I like to think of Nikki’s special brand of literary magic as the left brain and the right brain locking together in an orgasmic embrace. Her style and her imagery show an extraordinary blend of precision and sensuality—everything is crisp and heady at the same time, fluid yet grounded.
In The New Rakes, Nikki has crafted a gripping, richly emotional tale that overflows with heartfelt sexuality of the most intense kind, while also offering a seriously meaty, psychologically complex, and literarily nuanced narrative. And it fuckin’ rocks, dudes.
Through the miracle of premeditated, cooperative, intensely planned and heavily publicized blogging, I just happen to have Nikki here with me today. She’s promised to reveal the juicy details of her passionate relationship with rock ‘n’ roll—and, if we’re good, she’ll show us a movie, too!
Take it, Nikki: onetwothreeFOURRRRRRRRRR!
Sheena is a Punk Rocker
(but Nikki is only pretending)
by Nikki Magennis
Of course I love most what I can’t have.
Music draws out the tangles. It distils vague, sticky feelings into something wondrous and amazing. It’s a peculiar kind of alchemy, without which I’d be lost.

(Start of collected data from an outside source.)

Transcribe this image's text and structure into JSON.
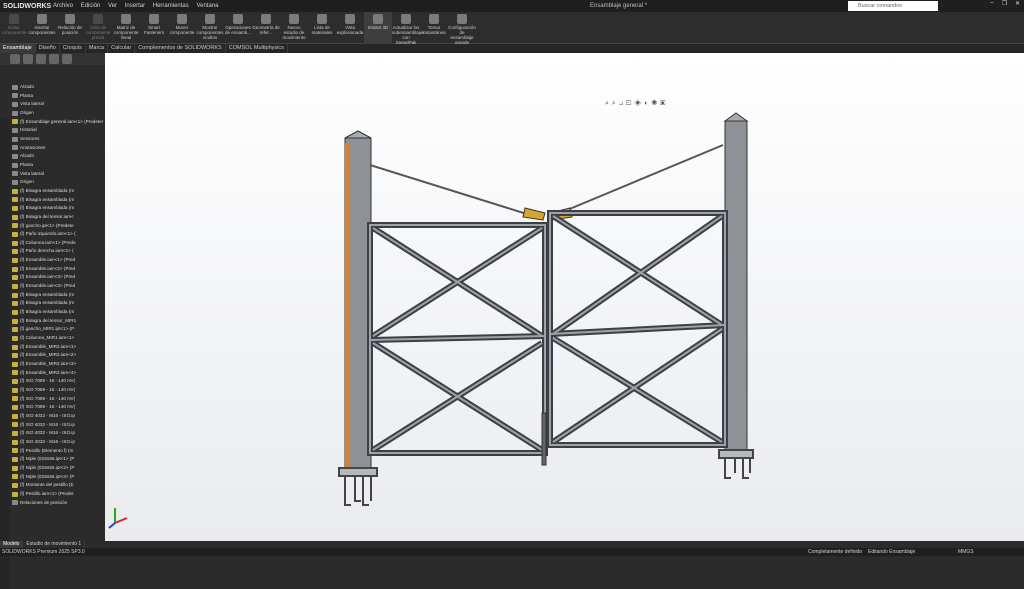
{
  "titlebar": {
    "logo": "SOLIDWORKS",
    "menu": [
      "Archivo",
      "Edición",
      "Ver",
      "Insertar",
      "Herramientas",
      "Ventana"
    ],
    "doc_title": "Ensamblaje general *",
    "search_placeholder": "Buscar comandos"
  },
  "ribbon": [
    {
      "label": "Editar componente",
      "disabled": true
    },
    {
      "label": "Insertar componentes"
    },
    {
      "label": "Relación de posición"
    },
    {
      "label": "Vista de componente previa",
      "disabled": true
    },
    {
      "label": "Matriz de componente lineal"
    },
    {
      "label": "Smart Fasteners"
    },
    {
      "label": "Mover componente"
    },
    {
      "label": "Mostrar componentes ocultos"
    },
    {
      "label": "Operaciones de ensamb..."
    },
    {
      "label": "Geometría de refer..."
    },
    {
      "label": "Nuevo estudio de movimiento"
    },
    {
      "label": "Lista de materiales"
    },
    {
      "label": "Vista explosionada"
    },
    {
      "label": "Instant 3D",
      "active": true
    },
    {
      "label": "Actualizar los subensamblajes con SpeedPak"
    },
    {
      "label": "Tomar instantánea"
    },
    {
      "label": "Configuración de ensamblaje grande"
    }
  ],
  "tabs": [
    "Ensamblaje",
    "Diseño",
    "Croquis",
    "Marca",
    "Calcular",
    "Complementos de SOLIDWORKS",
    "COMSOL Multiphysics"
  ],
  "tree": [
    {
      "label": "Alzado",
      "plain": true
    },
    {
      "label": "Planta",
      "plain": true
    },
    {
      "label": "Vista lateral",
      "plain": true
    },
    {
      "label": "Origen",
      "plain": true
    },
    {
      "label": "(f) Ensamblaje general.iam<1> (Predeter"
    },
    {
      "label": "Historial",
      "plain": true
    },
    {
      "label": "Sensores",
      "plain": true
    },
    {
      "label": "Anotaciones",
      "plain": true
    },
    {
      "label": "Alzado",
      "plain": true
    },
    {
      "label": "Planta",
      "plain": true
    },
    {
      "label": "Vista lateral",
      "plain": true
    },
    {
      "label": "Origen",
      "plain": true
    },
    {
      "label": "(f) Bisagra ensamblada (m"
    },
    {
      "label": "(f) Bisagra ensamblada (m"
    },
    {
      "label": "(f) Bisagra ensamblada (m"
    },
    {
      "label": "(f) Bisagra del tensor.iam<"
    },
    {
      "label": "(f) gancho.ipt<1> (Predete"
    },
    {
      "label": "(f) Paño izquierdo.iam<1> ("
    },
    {
      "label": "(f) Columna.iam<1> (Prede"
    },
    {
      "label": "(f) Paño derecho.iam<1> ("
    },
    {
      "label": "(f) Ensamble.iam<1> (Pred"
    },
    {
      "label": "(f) Ensamble.iam<2> (Pred"
    },
    {
      "label": "(f) Ensamble.iam<3> (Pred"
    },
    {
      "label": "(f) Ensamble.iam<4> (Pred"
    },
    {
      "label": "(f) Bisagra ensamblada (m"
    },
    {
      "label": "(f) Bisagra ensamblada (m"
    },
    {
      "label": "(f) Bisagra ensamblada (m"
    },
    {
      "label": "(f) Bisagra del tensor_MIR1"
    },
    {
      "label": "(f) gancho_MIR1.ipt<1> (P"
    },
    {
      "label": "(f) Columna_MIR1.iam<1>"
    },
    {
      "label": "(f) Ensamble_MIR2.iam<1>"
    },
    {
      "label": "(f) Ensamble_MIR2.iam<2>"
    },
    {
      "label": "(f) Ensamble_MIR2.iam<3>"
    },
    {
      "label": "(f) Ensamble_MIR2.iam<4>"
    },
    {
      "label": "(f) ISO 7089 - 16 - 140 HV("
    },
    {
      "label": "(f) ISO 7089 - 16 - 140 HV("
    },
    {
      "label": "(f) ISO 7089 - 16 - 140 HV("
    },
    {
      "label": "(f) ISO 7089 - 16 - 140 HV("
    },
    {
      "label": "(f) ISO 4032 - M16 - ISO.ip"
    },
    {
      "label": "(f) ISO 4032 - M16 - ISO.ip"
    },
    {
      "label": "(f) ISO 4032 - M16 - ISO.ip"
    },
    {
      "label": "(f) ISO 4032 - M16 - ISO.ip"
    },
    {
      "label": "(f) Pestillo (Elemento f) (m"
    },
    {
      "label": "(f) Niple (02Ss55.ipt<1> (P"
    },
    {
      "label": "(f) Niple (02Ss55.ipt<2> (P"
    },
    {
      "label": "(f) Niple (02Ss55.ipt<3> (P"
    },
    {
      "label": "(f) Montante del pestillo (E"
    },
    {
      "label": "(f) Pestillo.iam<1> (Predet"
    },
    {
      "label": "Relaciones de posición",
      "plain": true
    }
  ],
  "bottom_tree_label": "Relaciones de posición",
  "bottom_tabs": [
    "Modelo",
    "Estudio de movimiento 1"
  ],
  "status": {
    "app": "SOLIDWORKS Premium 2025 SP3.0",
    "state": "Completamente definido",
    "mode": "Editando Ensamblaje",
    "units": "MMGS"
  }
}
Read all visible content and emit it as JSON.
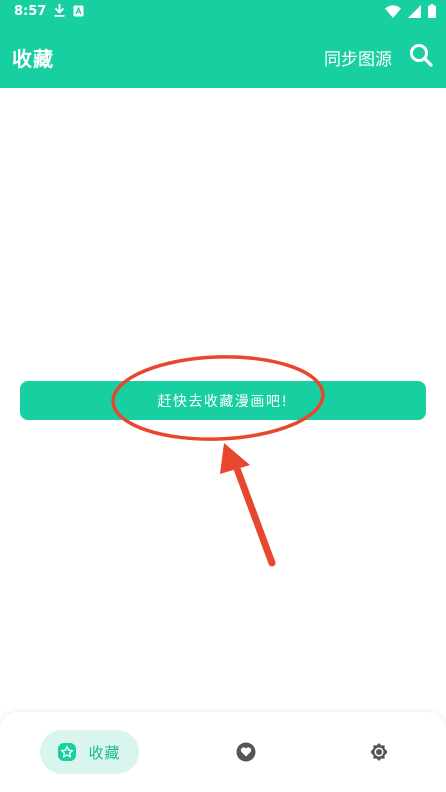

That is why I’m in awe of musicians. And why I crush on those who can actually make music. Naturally, I ended up writing a novel full of rock stars having intensely hot, dirty sex.
Mike, the cool as Cristal pianist, Tam the rough guitarist – Kara the sweet-and-dark singer. I can hear all their songs in my head still. The music was a huge part of the writing process, and while most of it was imaginary, I did try to method-write a little.
The next song was the one she loved the best, the one she needed to really feel in her bones before she could sing it.
With a talented muso friend, I wrote a song. Snatches of it can be found in the book, but the whole thing is actually arranged and ready to record.
It turns out trying to organise musicians is like trying to herd cats. I found a singer, drummer, guitarist and bass player, but never in the same room. In the end, I made a band out of paper dolls and a soundtrack from Garageband loops.
Buried deep in my hard drive are unaccompanied, howling-godawful versions of songs from the book that will never, ever see the light of day. I sung them when no-one else was in the house, secret songs just between me and the characters.
I like to think of them as grace notes in the book’s melody – unseen parts of the story that make it a richer experience.
I learned a lot from writing this novel but the deeper mysteries about music and wanting, and why certain songs turn me on so much remain unanswered. I suppose they’ll always be just out of reach – endlessly fascinating, thrilling with promise, and tantalising enough to keep me reaching for the high notes.
Kara stood, half naked and abandoned, lost, while Mike bent over the keyboard. Had he forgotten her? Was he having second thoughts? Her skin tightened at the thought. She considered picking up her skirt and leaving. As she started to bend down, though, Mike’s voice stopped her.
‘I wouldn’t do that if I were you.’
He didn’t stop playing, not for a moment. The notes still tumbled from the piano, deep and light at the same time. Kara watched his hands, the tendons long and taut as he stroked the keys. She searched his face. Expression had marked him; laughter lines curved deep at either side of his mouth and his forehead was scored with a slight frown. His face was scarred with stories, but to Kara his expression was unknowable.
At last, the piano fell silent. An echo vibrated in the air between them.
‘Touch yourself,’ he said, barely whispering.